Council member Brad Deal said through his job, he sees similar stories of people falling back into their old traps and supported the ministry.
"Both (council member) Steve Lamb and I work at the prison and see this all the time in that someone who is released has no place to go except for back where they came from," Deal said. "In those situations, they are also usually the ones with the biggest targets on their backs because of their past."
Lamb added he also is an avid supporter of the program and is surprised at the movement made after he made the suggestion to Eckiss and Smith at church.
"I had mentioned this idea to Tony about a month ago, and I am shocked and surprised, in a good way, at how well and quickly this is working out," he said. "Plus, this program would not just be for felons, but also for those who need to temporarily get out of their homes and out of a negative situation."
Eckiss said the stay for those involved in the program would not be for a lifetime as most would reside in the building for a maximum of 1-2 years.

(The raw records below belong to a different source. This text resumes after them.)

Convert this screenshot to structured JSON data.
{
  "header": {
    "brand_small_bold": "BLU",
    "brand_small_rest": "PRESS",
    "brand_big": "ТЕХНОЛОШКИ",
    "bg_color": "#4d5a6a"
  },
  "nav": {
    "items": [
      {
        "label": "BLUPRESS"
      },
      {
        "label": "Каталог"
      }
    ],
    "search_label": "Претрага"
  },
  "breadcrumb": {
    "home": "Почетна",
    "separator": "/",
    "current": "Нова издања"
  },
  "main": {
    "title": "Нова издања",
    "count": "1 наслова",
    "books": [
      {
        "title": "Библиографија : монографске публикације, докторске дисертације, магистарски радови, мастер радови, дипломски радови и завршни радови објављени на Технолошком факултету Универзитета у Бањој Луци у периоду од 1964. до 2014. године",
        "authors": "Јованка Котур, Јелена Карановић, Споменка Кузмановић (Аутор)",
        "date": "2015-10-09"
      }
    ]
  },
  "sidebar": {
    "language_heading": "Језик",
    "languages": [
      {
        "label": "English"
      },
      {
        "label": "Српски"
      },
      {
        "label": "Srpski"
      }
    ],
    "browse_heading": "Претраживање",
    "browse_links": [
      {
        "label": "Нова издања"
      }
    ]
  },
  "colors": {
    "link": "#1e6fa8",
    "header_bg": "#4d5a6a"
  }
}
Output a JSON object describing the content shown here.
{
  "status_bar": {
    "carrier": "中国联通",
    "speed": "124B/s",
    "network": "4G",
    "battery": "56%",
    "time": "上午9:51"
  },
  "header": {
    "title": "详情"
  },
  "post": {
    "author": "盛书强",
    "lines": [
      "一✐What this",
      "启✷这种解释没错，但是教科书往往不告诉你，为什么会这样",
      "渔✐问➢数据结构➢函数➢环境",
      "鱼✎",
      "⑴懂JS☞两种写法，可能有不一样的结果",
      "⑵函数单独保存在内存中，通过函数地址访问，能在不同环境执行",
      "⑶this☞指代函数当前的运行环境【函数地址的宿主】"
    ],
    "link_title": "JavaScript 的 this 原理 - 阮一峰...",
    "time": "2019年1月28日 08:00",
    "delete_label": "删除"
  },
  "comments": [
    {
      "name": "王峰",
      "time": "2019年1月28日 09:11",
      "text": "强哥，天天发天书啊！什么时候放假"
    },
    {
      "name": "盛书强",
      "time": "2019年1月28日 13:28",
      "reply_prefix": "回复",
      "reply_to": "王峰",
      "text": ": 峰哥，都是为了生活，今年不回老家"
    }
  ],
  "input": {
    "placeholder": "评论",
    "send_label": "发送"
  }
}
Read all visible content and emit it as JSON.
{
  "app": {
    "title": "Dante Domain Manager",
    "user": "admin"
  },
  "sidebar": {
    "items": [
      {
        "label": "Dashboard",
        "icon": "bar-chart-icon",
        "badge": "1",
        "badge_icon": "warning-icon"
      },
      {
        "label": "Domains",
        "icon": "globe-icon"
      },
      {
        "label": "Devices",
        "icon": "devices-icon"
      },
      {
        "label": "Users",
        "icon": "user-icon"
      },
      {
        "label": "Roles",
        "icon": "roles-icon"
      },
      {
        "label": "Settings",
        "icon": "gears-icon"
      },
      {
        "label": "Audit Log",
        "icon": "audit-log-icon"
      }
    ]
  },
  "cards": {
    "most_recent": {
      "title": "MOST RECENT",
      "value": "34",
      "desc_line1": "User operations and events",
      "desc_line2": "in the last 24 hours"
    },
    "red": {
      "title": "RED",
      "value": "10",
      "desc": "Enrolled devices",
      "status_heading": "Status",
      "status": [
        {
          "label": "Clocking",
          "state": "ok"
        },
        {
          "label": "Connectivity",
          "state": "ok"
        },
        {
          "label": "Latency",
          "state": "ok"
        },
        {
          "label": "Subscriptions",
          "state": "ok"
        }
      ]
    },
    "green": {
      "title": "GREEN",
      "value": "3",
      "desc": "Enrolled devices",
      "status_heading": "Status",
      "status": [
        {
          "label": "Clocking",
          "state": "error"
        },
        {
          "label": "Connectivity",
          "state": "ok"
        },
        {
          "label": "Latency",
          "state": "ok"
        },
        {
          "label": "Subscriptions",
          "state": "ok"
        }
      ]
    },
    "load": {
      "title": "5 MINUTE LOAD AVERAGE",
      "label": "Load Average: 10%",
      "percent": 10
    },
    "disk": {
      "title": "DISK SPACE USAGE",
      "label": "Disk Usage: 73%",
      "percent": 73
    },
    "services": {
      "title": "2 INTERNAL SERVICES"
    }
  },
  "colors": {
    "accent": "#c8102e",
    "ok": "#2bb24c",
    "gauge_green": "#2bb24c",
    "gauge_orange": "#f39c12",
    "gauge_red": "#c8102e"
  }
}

In other business during Wednesday's meeting, the council:
*Unanimously approved the second, and final, reading of a Backflow Prevention Ordinance, which would provide additional protection for the city's drinking water in the event it would be contaminated with backflow from a residence or business, and
* Approved a resolution to modify IVC Industrial Coatings, Inc., Tax Abatement Calculation Agreement. This modification is identical to the one passed by the Clay County Council on May 2, and was necessary due to the IVC property sitting both in the county and city limits.
The next meeting of the Common Council of the City of Brazil will be 7 p.m., May 25, in the Council Chambers of City Hall.